Stirling Castle Heads UnveiledPosted: 2011-01-18
Some of Scotland’s most unusual and unique works of art are back home in Stirling Palace. A series of 16th century carved heads, crafted for King James V of Scotland, and measuring up to a metre across, are going on public display. Even more interesting, full-sized replicas of the heads have been recreated and will once more adorn the ceiling of James's royal palace.
The carved heads were crafted around 1538-42, and most were made to adorn the ceiling of the King's Inner Hall, part of James V of Scotland's impressive royal palace at Stirling Castle. The ceiling was dismantled in 1777. Some of the heads were destroyed, and others were dispersed throughout Scotland and England. A couple ended up at Dunstaffnage Castle near Oban.

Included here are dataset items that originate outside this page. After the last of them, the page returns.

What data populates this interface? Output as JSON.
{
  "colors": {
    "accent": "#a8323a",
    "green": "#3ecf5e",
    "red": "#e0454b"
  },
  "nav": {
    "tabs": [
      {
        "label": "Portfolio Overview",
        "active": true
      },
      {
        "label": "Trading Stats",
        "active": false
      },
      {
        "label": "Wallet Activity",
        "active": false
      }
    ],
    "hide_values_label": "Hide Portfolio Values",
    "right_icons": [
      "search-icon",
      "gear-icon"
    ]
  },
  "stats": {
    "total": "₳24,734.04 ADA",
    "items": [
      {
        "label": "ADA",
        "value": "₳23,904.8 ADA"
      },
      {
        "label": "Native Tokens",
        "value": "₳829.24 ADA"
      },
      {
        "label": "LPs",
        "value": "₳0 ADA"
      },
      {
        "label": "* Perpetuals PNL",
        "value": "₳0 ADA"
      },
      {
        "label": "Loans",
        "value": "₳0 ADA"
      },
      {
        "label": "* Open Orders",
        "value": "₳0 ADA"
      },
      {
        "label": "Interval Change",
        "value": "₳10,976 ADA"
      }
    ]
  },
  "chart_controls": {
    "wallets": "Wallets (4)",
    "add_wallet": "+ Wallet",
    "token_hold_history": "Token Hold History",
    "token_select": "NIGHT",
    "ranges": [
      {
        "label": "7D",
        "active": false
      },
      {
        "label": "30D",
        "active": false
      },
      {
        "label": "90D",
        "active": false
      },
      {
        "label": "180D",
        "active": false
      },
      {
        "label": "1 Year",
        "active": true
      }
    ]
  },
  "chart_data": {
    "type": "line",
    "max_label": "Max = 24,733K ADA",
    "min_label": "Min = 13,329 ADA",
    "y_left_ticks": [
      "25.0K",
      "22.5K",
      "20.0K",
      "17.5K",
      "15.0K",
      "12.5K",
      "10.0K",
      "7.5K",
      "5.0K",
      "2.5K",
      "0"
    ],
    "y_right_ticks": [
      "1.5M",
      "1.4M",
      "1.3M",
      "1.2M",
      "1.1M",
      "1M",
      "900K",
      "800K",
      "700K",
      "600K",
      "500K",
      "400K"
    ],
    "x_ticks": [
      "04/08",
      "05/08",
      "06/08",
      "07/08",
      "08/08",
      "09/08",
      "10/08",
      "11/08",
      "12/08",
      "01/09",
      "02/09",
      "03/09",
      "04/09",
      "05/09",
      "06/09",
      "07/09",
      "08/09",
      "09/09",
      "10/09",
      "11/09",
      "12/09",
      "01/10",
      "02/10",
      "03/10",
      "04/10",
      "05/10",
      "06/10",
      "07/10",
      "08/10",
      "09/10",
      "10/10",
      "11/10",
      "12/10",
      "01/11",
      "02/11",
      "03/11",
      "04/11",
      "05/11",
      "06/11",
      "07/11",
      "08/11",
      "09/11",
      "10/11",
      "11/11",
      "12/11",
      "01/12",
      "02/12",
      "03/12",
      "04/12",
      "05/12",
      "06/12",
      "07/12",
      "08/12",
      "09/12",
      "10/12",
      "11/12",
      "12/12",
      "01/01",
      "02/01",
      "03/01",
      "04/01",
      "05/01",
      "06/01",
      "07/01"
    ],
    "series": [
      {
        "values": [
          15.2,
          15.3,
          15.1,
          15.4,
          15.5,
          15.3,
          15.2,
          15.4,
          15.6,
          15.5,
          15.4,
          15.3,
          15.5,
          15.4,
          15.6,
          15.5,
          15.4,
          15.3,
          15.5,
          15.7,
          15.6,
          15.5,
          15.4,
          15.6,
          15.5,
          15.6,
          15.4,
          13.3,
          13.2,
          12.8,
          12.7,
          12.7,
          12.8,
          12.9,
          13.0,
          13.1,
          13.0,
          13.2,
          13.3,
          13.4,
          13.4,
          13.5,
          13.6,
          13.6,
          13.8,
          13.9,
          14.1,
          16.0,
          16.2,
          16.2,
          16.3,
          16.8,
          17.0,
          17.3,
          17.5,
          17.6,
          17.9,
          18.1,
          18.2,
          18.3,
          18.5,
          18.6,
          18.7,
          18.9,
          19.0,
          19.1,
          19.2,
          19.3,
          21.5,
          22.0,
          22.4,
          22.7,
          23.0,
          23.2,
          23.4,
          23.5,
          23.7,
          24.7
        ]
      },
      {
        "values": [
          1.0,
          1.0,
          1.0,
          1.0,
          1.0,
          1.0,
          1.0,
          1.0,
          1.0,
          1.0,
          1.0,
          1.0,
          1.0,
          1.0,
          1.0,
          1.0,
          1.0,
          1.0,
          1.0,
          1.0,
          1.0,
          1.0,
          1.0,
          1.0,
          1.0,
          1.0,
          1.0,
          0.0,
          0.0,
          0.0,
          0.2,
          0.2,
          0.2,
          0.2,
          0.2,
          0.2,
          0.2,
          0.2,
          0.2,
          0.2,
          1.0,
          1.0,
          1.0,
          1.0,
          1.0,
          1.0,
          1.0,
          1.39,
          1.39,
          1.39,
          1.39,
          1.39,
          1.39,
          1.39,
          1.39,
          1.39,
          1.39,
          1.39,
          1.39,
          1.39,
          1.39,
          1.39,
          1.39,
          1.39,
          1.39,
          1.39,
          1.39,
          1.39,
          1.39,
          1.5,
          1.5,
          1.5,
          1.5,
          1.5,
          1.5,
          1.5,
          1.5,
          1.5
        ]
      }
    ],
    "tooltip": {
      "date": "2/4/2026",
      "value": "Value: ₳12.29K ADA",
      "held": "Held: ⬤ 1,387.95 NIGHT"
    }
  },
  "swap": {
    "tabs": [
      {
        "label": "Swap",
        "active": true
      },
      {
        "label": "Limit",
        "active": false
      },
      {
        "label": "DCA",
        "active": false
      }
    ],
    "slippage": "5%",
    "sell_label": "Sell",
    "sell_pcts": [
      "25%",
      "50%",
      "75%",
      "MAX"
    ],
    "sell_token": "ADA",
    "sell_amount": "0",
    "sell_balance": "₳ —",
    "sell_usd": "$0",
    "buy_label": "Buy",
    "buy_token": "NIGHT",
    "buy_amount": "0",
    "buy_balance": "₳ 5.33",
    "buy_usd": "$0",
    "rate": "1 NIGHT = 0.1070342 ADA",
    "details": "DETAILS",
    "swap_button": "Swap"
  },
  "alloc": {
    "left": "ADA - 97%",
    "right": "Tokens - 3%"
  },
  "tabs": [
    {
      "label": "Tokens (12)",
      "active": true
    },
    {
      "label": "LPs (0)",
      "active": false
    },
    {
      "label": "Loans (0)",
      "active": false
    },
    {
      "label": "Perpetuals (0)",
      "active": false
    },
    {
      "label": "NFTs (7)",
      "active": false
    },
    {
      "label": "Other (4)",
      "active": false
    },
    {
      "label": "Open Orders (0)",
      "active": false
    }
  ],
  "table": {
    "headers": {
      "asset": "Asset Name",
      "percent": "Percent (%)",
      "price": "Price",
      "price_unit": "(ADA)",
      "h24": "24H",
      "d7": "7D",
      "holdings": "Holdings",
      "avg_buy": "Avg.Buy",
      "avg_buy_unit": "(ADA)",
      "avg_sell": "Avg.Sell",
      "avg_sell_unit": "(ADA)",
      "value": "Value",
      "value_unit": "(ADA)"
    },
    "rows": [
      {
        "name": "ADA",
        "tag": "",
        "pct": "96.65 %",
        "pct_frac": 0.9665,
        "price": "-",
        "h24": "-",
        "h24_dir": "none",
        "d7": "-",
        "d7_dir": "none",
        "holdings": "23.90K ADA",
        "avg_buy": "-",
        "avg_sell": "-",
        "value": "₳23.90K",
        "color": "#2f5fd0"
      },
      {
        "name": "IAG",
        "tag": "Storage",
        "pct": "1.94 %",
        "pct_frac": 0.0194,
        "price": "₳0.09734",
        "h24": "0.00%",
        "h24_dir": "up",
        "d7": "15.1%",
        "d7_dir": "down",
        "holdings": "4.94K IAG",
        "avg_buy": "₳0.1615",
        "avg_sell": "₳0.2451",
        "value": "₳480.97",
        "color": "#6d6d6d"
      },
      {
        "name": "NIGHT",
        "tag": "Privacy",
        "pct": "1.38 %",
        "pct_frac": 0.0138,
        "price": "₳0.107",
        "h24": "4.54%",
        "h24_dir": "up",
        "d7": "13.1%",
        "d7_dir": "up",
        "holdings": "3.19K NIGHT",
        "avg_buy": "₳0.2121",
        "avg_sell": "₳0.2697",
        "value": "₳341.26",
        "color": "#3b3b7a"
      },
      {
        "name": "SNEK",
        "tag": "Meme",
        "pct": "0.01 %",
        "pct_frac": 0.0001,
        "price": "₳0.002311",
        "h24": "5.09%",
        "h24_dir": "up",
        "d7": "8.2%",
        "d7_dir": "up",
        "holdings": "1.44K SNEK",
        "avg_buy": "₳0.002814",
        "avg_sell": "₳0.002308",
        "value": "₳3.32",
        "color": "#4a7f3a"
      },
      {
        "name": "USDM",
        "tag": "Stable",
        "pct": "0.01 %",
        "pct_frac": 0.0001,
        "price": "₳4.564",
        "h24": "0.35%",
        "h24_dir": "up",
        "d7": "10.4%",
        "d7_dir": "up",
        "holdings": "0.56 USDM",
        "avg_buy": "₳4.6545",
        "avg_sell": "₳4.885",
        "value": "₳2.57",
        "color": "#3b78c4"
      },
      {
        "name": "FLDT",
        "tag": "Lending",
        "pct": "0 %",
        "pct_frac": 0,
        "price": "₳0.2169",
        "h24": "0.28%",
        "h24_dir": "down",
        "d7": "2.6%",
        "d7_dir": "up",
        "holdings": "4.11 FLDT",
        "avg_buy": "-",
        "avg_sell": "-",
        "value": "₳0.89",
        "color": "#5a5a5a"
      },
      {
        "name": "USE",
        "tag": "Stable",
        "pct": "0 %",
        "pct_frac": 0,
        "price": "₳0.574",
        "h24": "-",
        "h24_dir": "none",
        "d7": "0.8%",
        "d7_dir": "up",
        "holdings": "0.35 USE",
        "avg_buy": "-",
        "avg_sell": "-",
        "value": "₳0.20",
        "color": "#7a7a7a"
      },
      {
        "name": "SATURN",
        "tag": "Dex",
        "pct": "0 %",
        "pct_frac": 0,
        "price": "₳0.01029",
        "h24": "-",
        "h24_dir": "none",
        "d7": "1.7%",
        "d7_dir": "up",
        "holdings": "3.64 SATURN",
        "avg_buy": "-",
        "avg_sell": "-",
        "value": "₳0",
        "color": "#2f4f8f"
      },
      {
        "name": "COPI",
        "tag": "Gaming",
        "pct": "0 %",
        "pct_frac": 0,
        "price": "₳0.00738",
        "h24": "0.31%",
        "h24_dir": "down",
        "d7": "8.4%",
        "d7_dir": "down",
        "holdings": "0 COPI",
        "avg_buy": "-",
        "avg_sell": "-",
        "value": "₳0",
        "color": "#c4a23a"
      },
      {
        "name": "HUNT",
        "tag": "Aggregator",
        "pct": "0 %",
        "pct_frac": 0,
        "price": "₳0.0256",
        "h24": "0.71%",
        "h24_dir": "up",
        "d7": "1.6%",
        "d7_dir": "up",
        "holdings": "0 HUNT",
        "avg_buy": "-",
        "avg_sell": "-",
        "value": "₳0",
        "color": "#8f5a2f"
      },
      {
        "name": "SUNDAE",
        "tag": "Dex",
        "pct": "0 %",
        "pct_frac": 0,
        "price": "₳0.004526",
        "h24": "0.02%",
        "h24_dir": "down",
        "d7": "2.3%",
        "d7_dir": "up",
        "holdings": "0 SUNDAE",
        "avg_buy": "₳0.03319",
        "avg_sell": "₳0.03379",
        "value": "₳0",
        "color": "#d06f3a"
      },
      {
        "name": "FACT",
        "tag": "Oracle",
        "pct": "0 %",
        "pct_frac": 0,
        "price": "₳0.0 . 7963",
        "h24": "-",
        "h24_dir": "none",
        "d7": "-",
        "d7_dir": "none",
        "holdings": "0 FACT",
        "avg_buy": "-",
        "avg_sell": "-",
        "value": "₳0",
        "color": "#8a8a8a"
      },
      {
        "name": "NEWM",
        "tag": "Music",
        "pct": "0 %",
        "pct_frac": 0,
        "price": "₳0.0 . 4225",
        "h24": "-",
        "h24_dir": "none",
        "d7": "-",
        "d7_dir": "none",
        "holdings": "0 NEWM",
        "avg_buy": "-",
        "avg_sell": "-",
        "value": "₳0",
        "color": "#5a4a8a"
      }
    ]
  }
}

Thirty-four of the 'Stirling Heads' survived more or less intact. The largest of the roundels is a metre across. They are carved from oak and are up to 7.6 cm thick, weighing about 40kg apiece.
Careful replicas of the heads have been crafted and serve as the focal point for a fully recreated 16th-century ceiling in the King's Inner Hall. The heads are carved with a range of classical figures like Julius Caesar, and Scottish nobles including James himself, Mary of Guise, his queen, and Henry VIII of England. The heads - and the hall - were recreated by Historic Scotland at a cost of over £12 million, and are due to go on display to the public when Stirling Castle reopens to visitors in June 2011.
As Peter Buchanan, Stirling Castle Palace Project Manager, rightly commented, 'The original ceiling was a masterpiece of Scottish Renaissance art and craftsmanship', and the recreation is designed to showcase that craftsmanship to modern visitors. The Stirling Heads were hand-carved by master craftsmen John Donaldson, and painted by a team of conservation experts headed by Graciela Ainsworth. It took four painters roughly three months to complete the heads, using materials and techniques as close as possible to those of the 16th century.
Why were the Stirling Heads Created?
Like any monarch of substance in the 16th century, King James wanted to impress his visitors. The carved heads were only part of this urge to create an impression that he was a king of substance. James commissioned the heads as part of the scheme to build a new palace to celebrate his marriage to Mary of Guise. We do not know if he ever saw the finished ceiling, as he died in 1542, just as the building was being finished, leaving behind Mary of Guise and their new baby girl, just a week old, a baby known to history as Mary, Queen of Scots.
The original Stirling Heads will be on display in a special exhibition area on the upper floor of the royal palace. The exhibition area will be the centrepiece of a new gallery showcasing the life and arts in mid-16th century Scotland.